How we quote lead times now:
1. Take the factory’s quoted production time
2. Add our realistic 30-40% buffer
3. Add shipping time
4. Add customs and delivery time
5. Add a 5-7 day buffer for unexpected issues
6. Quote the customer the total, rounded up
If the actual timeline comes in shorter, the customer is pleasantly surprised. If it hits our quote, we meet expectations. We rarely miss our quoted dates now.
Example:
- Factory says: 30 days production
- Our realistic estimate: 42 days
- Shipping: 20 days
- Customs and delivery: 7 days
- Buffer: 7 days
- Customer quote: 76 days (round to 80)
We’ve delivered early on our last 14 orders. Our customer satisfaction score for delivery timing went from 3.2/5 to 4.7/5.
Expediting: When and How
Sometimes you need to compress the timeline. We’ve done it — but it costs money and comes with risks.
Expediting options:
- Air freight instead of sea: Cuts 15-20 days from shipping but increases cost by 5-10x
- Factory overtime: Add 20-30% to production cost for expedited production
- Partial shipment: Ship available units first, remainder on next vessel
- Express customs clearance: Use a broker with pre-cleared documentation
When expediting makes sense:
- Launch deadline is fixed (trade show, holiday season)

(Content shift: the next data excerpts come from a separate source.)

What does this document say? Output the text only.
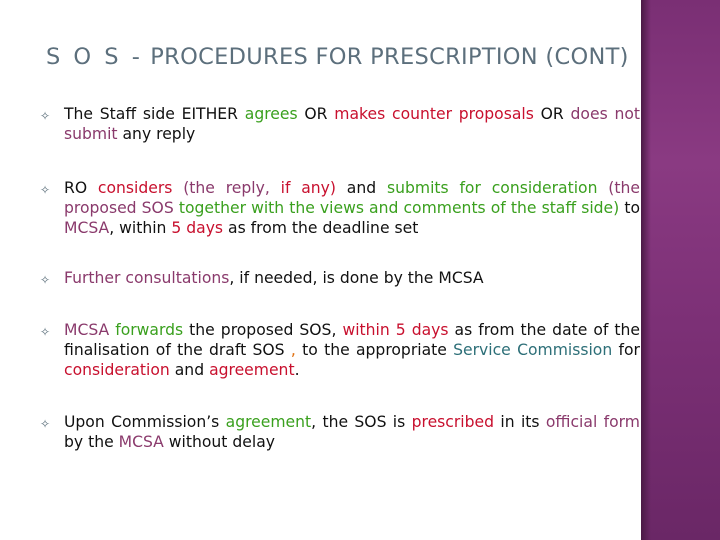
S O S - PROCEDURES FOR PRESCRIPTION (CONT)
✧ The Staff side EITHER agrees OR makes counter proposals OR does not submit any reply
✧ RO considers (the reply, if any) and submits for consideration (the proposed SOS together with the views and comments of the staff side) to MCSA, within 5 days as from the deadline set
✧ Further consultations, if needed, is done by the MCSA
✧ MCSA forwards the proposed SOS, within 5 days as from the date of the finalisation of the draft SOS , to the appropriate Service Commission for consideration and agreement.
✧ Upon Commission’s agreement, the SOS is prescribed in its official form by the MCSA without delay
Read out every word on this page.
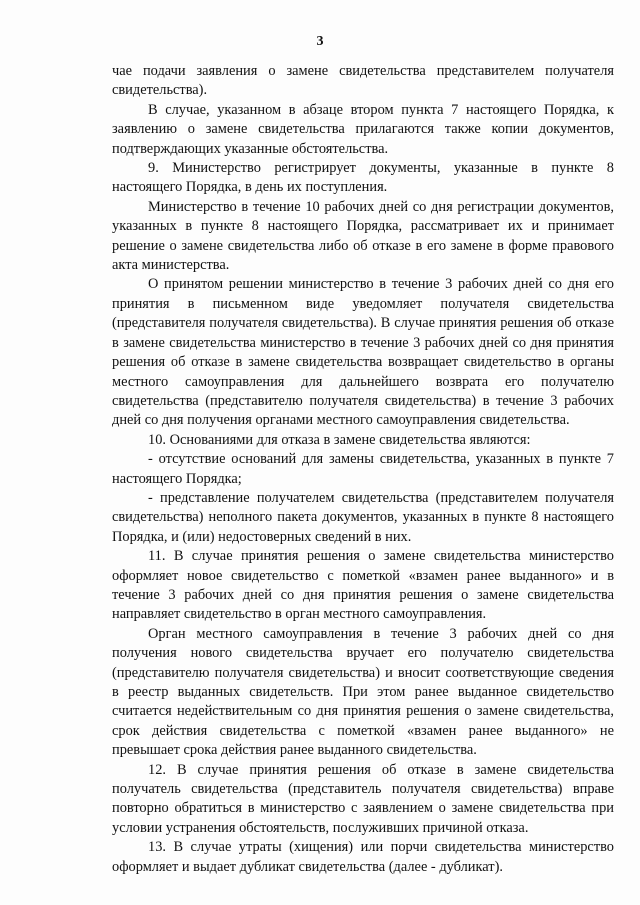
3

чае подачи заявления о замене свидетельства представителем получателя свидетельства).

В случае, указанном в абзаце втором пункта 7 настоящего Порядка, к заявлению о замене свидетельства прилагаются также копии документов, подтверждающих указанные обстоятельства.

9. Министерство регистрирует документы, указанные в пункте 8 настоящего Порядка, в день их поступления.

Министерство в течение 10 рабочих дней со дня регистрации документов, указанных в пункте 8 настоящего Порядка, рассматривает их и принимает решение о замене свидетельства либо об отказе в его замене в форме правового акта министерства.

О принятом решении министерство в течение 3 рабочих дней со дня его принятия в письменном виде уведомляет получателя свидетельства (представителя получателя свидетельства). В случае принятия решения об отказе в замене свидетельства министерство в течение 3 рабочих дней со дня принятия решения об отказе в замене свидетельства возвращает свидетельство в органы местного самоуправления для дальнейшего возврата его получателю свидетельства (представителю получателя свидетельства) в течение 3 рабочих дней со дня получения органами местного самоуправления свидетельства.

10. Основаниями для отказа в замене свидетельства являются:

- отсутствие оснований для замены свидетельства, указанных в пункте 7 настоящего Порядка;

- представление получателем свидетельства (представителем получателя свидетельства) неполного пакета документов, указанных в пункте 8 настоящего Порядка, и (или) недостоверных сведений в них.

11. В случае принятия решения о замене свидетельства министерство оформляет новое свидетельство с пометкой «взамен ранее выданного» и в течение 3 рабочих дней со дня принятия решения о замене свидетельства направляет свидетельство в орган местного самоуправления.

Орган местного самоуправления в течение 3 рабочих дней со дня получения нового свидетельства вручает его получателю свидетельства (представителю получателя свидетельства) и вносит соответствующие сведения в реестр выданных свидетельств. При этом ранее выданное свидетельство считается недействительным со дня принятия решения о замене свидетельства, срок действия свидетельства с пометкой «взамен ранее выданного» не превышает срока действия ранее выданного свидетельства.

12. В случае принятия решения об отказе в замене свидетельства получатель свидетельства (представитель получателя свидетельства) вправе повторно обратиться в министерство с заявлением о замене свидетельства при условии устранения обстоятельств, послуживших причиной отказа.

13. В случае утраты (хищения) или порчи свидетельства министерство оформляет и выдает дубликат свидетельства (далее - дубликат).
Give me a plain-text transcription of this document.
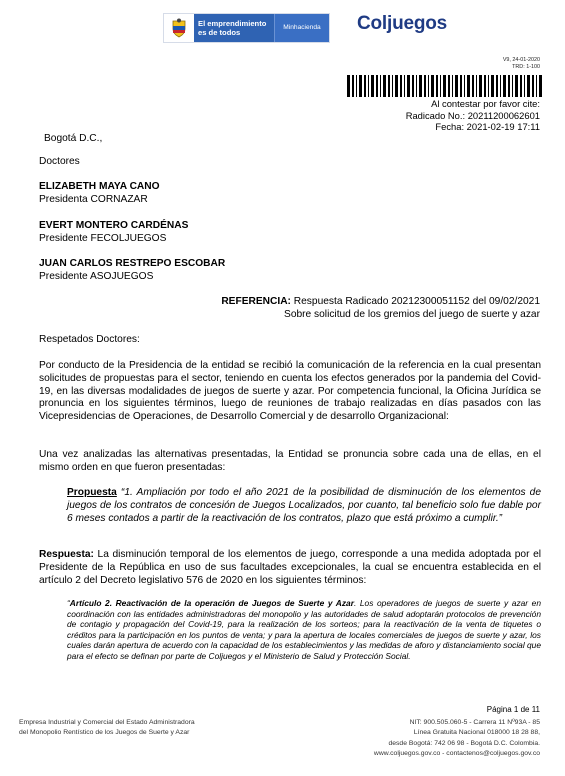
El emprendimiento
es de todos
Minhacienda	Coljuegos
V9, 24-01-2020
TRD: 1-100
Al contestar por favor cite:
Radicado No.: 20211200062601
Fecha: 2021-02-19 17:11
Bogotá D.C.,
Doctores
ELIZABETH MAYA CANO
Presidenta CORNAZAR
EVERT MONTERO CARDÉNAS
Presidente FECOLJUEGOS
JUAN CARLOS RESTREPO ESCOBAR
Presidente ASOJUEGOS
REFERENCIA: Respuesta Radicado 20212300051152 del 09/02/2021
Sobre solicitud de los gremios del juego de suerte y azar
Respetados Doctores:
Por conducto de la Presidencia de la entidad se recibió la comunicación de la referencia en la cual presentan solicitudes de propuestas para el sector, teniendo en cuenta los efectos generados por la pandemia del Covid-19, en las diversas modalidades de juegos de suerte y azar. Por competencia funcional, la Oficina Jurídica se pronuncia en los siguientes términos, luego de reuniones de trabajo realizadas en días pasados con las Vicepresidencias de Operaciones, de Desarrollo Comercial y de desarrollo Organizacional:
Una vez analizadas las alternativas presentadas, la Entidad se pronuncia sobre cada una de ellas, en el mismo orden en que fueron presentadas:
Propuesta “1. Ampliación por todo el año 2021 de la posibilidad de disminución de los elementos de juegos de los contratos de concesión de Juegos Localizados, por cuanto, tal beneficio solo fue dable por 6 meses contados a partir de la reactivación de los contratos, plazo que está próximo a cumplir.”
Respuesta: La disminución temporal de los elementos de juego, corresponde a una medida adoptada por el Presidente de la República en uso de sus facultades excepcionales, la cual se encuentra establecida en el artículo 2 del Decreto legislativo 576 de 2020 en los siguientes términos:
“Artículo 2. Reactivación de la operación de Juegos de Suerte y Azar. Los operadores de juegos de suerte y azar en coordinación con las entidades administradoras del monopolio y las autoridades de salud adoptarán protocolos de prevención de contagio y propagación del Covid-19, para la realización de los sorteos; para la reactivación de la venta de tiquetes o créditos para la participación en los puntos de venta; y para la apertura de locales comerciales de juegos de suerte y azar, los cuales darán apertura de acuerdo con la capacidad de los establecimientos y las medidas de aforo y distanciamiento social que para el efecto se definan por parte de Coljuegos y el Ministerio de Salud y Protección Social.
Página 1 de 11
Empresa Industrial y Comercial del Estado Administradora
del Monopolio Rentístico de los Juegos de Suerte y Azar
NIT: 900.505.060-5 - Carrera 11 Nº93A - 85
Línea Gratuita Nacional 018000 18 28 88,
desde Bogotá: 742 06 98 - Bogotá D.C. Colombia.
www.coljuegos.gov.co - contactenos@coljuegos.gov.co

- Stock-out would cost more than expedite fees
- Customer relationship is at stake
When it doesn’t:
- Regular replenishment orders (plan better next time)

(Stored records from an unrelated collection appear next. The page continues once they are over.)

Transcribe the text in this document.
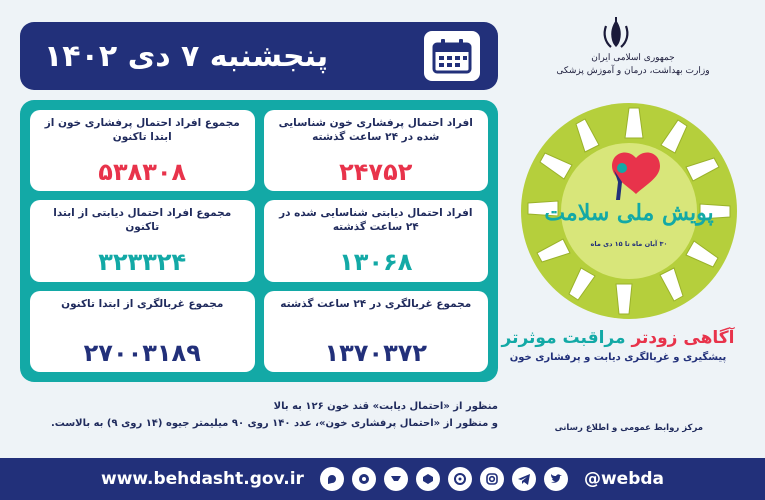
پنجشنبه ۷ دی ۱۴۰۲
افراد احتمال پرفشاری خون شناسایی شده در ۲۴ ساعت گذشته
۲۴۷۵۲
مجموع افراد احتمال پرفشاری خون از ابتدا تاکنون
۵۳۸۳۰۸
افراد احتمال دیابتی شناسایی شده در ۲۴ ساعت گذشته
۱۳۰۶۸
مجموع افراد احتمال دیابتی از ابتدا تاکنون
۳۲۳۳۲۴
مجموع غربالگری در ۲۴ ساعت گذشته
۱۳۷۰۳۷۲
مجموع غربالگری از ابتدا تاکنون
۲۷۰۰۳۱۸۹
جمهوری اسلامی ایران
وزارت بهداشت، درمان و آموزش پزشکی
پویش ملی سلامت
۳۰ آبان ماه تا ۱۵ دی ماه
آگاهی زودتر مراقبت موثرتر
پیشگیری و غربالگری دیابت و پرفشاری خون
منظور از «احتمال دیابت» قند خون ۱۲۶ به بالا
و منظور از «احتمال پرفشاری خون»، عدد ۱۴۰ روی ۹۰ میلیمتر جیوه (۱۴ روی ۹) به بالاست.	مرکز روابط عمومی و اطلاع رسانی
www.behdasht.gov.ir	@webda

- The rush is self-inflicted (poor planning, not factory delays)
We air-freighted 2,000 units for a Q4 launch. The expedite cost was $18,000. We missed the Black Friday deadline by 3 days with sea freight, which would have cost us an estimated $45,000 in lost sales. Air freight was the right call.

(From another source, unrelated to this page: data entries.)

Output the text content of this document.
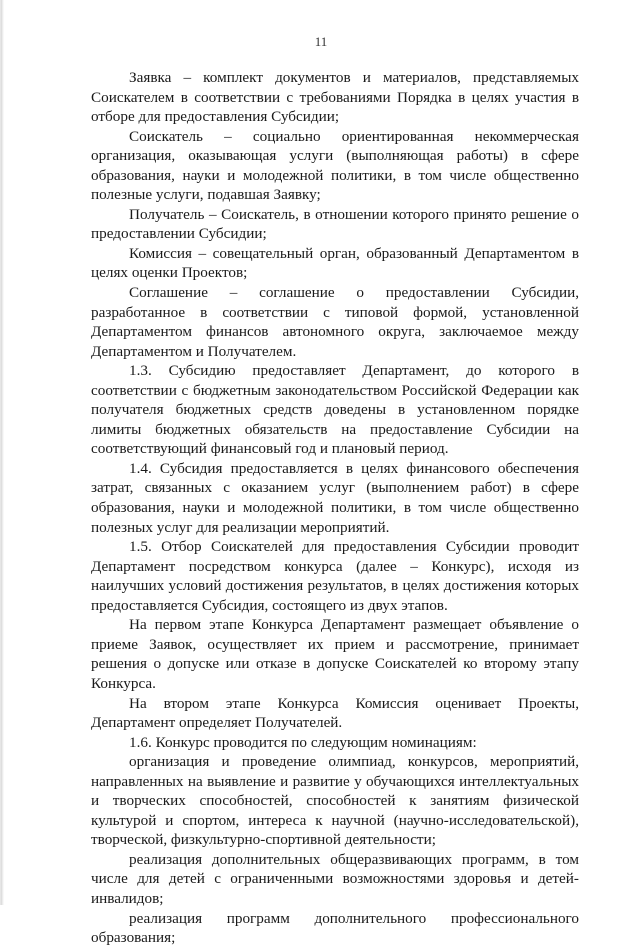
11

Заявка – комплект документов и материалов, представляемых Соискателем в соответствии с требованиями Порядка в целях участия в отборе для предоставления Субсидии;

Соискатель – социально ориентированная некоммерческая организация, оказывающая услуги (выполняющая работы) в сфере образования, науки и молодежной политики, в том числе общественно полезные услуги, подавшая Заявку;

Получатель – Соискатель, в отношении которого принято решение о предоставлении Субсидии;

Комиссия – совещательный орган, образованный Департаментом в целях оценки Проектов;

Соглашение – соглашение о предоставлении Субсидии, разработанное в соответствии с типовой формой, установленной Департаментом финансов автономного округа, заключаемое между Департаментом и Получателем.

1.3. Субсидию предоставляет Департамент, до которого в соответствии с бюджетным законодательством Российской Федерации как получателя бюджетных средств доведены в установленном порядке лимиты бюджетных обязательств на предоставление Субсидии на соответствующий финансовый год и плановый период.

1.4. Субсидия предоставляется в целях финансового обеспечения затрат, связанных с оказанием услуг (выполнением работ) в сфере образования, науки и молодежной политики, в том числе общественно полезных услуг для реализации мероприятий.

1.5. Отбор Соискателей для предоставления Субсидии проводит Департамент посредством конкурса (далее – Конкурс), исходя из наилучших условий достижения результатов, в целях достижения которых предоставляется Субсидия, состоящего из двух этапов.

На первом этапе Конкурса Департамент размещает объявление о приеме Заявок, осуществляет их прием и рассмотрение, принимает решения о допуске или отказе в допуске Соискателей ко второму этапу Конкурса.

На втором этапе Конкурса Комиссия оценивает Проекты, Департамент определяет Получателей.

1.6. Конкурс проводится по следующим номинациям:

организация и проведение олимпиад, конкурсов, мероприятий, направленных на выявление и развитие у обучающихся интеллектуальных и творческих способностей, способностей к занятиям физической культурой и спортом, интереса к научной (научно-исследовательской), творческой, физкультурно-спортивной деятельности;

реализация дополнительных общеразвивающих программ, в том числе для детей с ограниченными возможностями здоровья и детей-инвалидов;

реализация программ дополнительного профессионального образования;
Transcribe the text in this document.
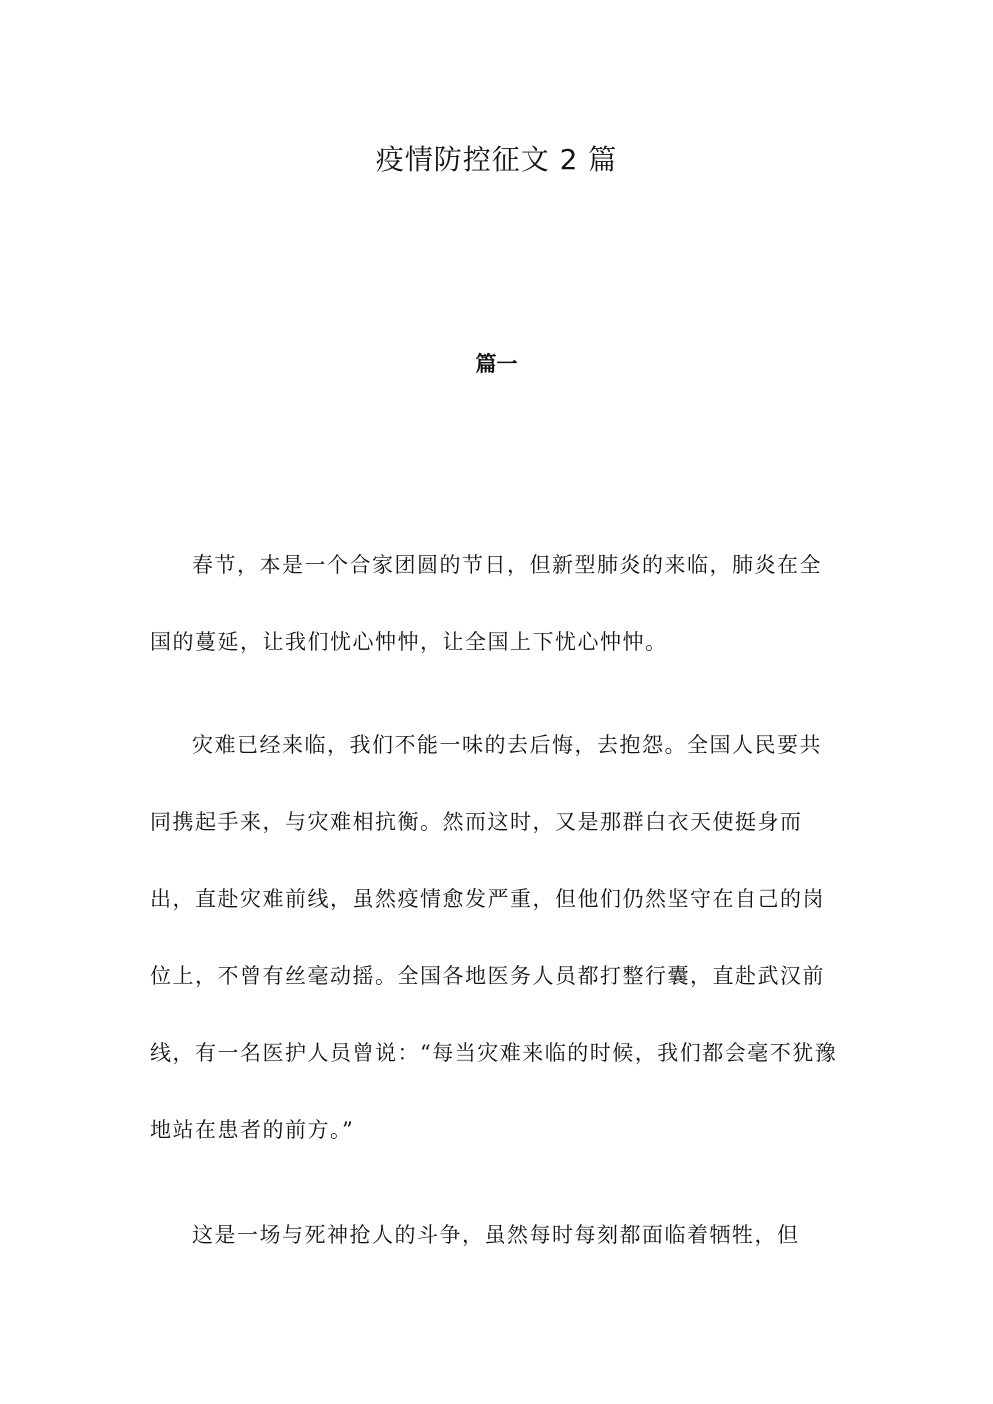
疫情防控征文 2 篇
篇一

春节，本是一个合家团圆的节日，但新型肺炎的来临，肺炎在全国的蔓延，让我们忧心忡忡，让全国上下忧心忡忡。

灾难已经来临，我们不能一味的去后悔，去抱怨。全国人民要共同携起手来，与灾难相抗衡。然而这时，又是那群白衣天使挺身而出，直赴灾难前线，虽然疫情愈发严重，但他们仍然坚守在自己的岗位上，不曾有丝毫动摇。全国各地医务人员都打整行囊，直赴武汉前线，有一名医护人员曾说：“每当灾难来临的时候，我们都会毫不犹豫地站在患者的前方。”

这是一场与死神抢人的斗争，虽然每时每刻都面临着牺牲，但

The Lead Time Tracking System
We maintain a shared tracker with every active order:
- PO number and date
- Factory name and contact
- Quoted vs. actual timeline for each stage
- Current status (green/yellow/red)
- Next milestone and date
- Responsible person (us and factory side)
- Issues log with resolution status
Every Monday, we review all active orders and update the tracker. Every Thursday, we send status updates to the factory. If anything is yellow or red, we escalate immediately.
This system has reduced our average lead time variance from ±18 days to ±6 days.
The Bottom Line
Factory lead time quotes are aspirational, not realistic. Plan for the actual timeline, not the quoted one. Build in buffers. Track every stage. Communicate honestly with customers.
The brand that consistently delivers on time — even with a slightly longer quoted lead time — wins over the brand that promises fast delivery and misses it.
Manage expectations. Track reality. Deliver consistently.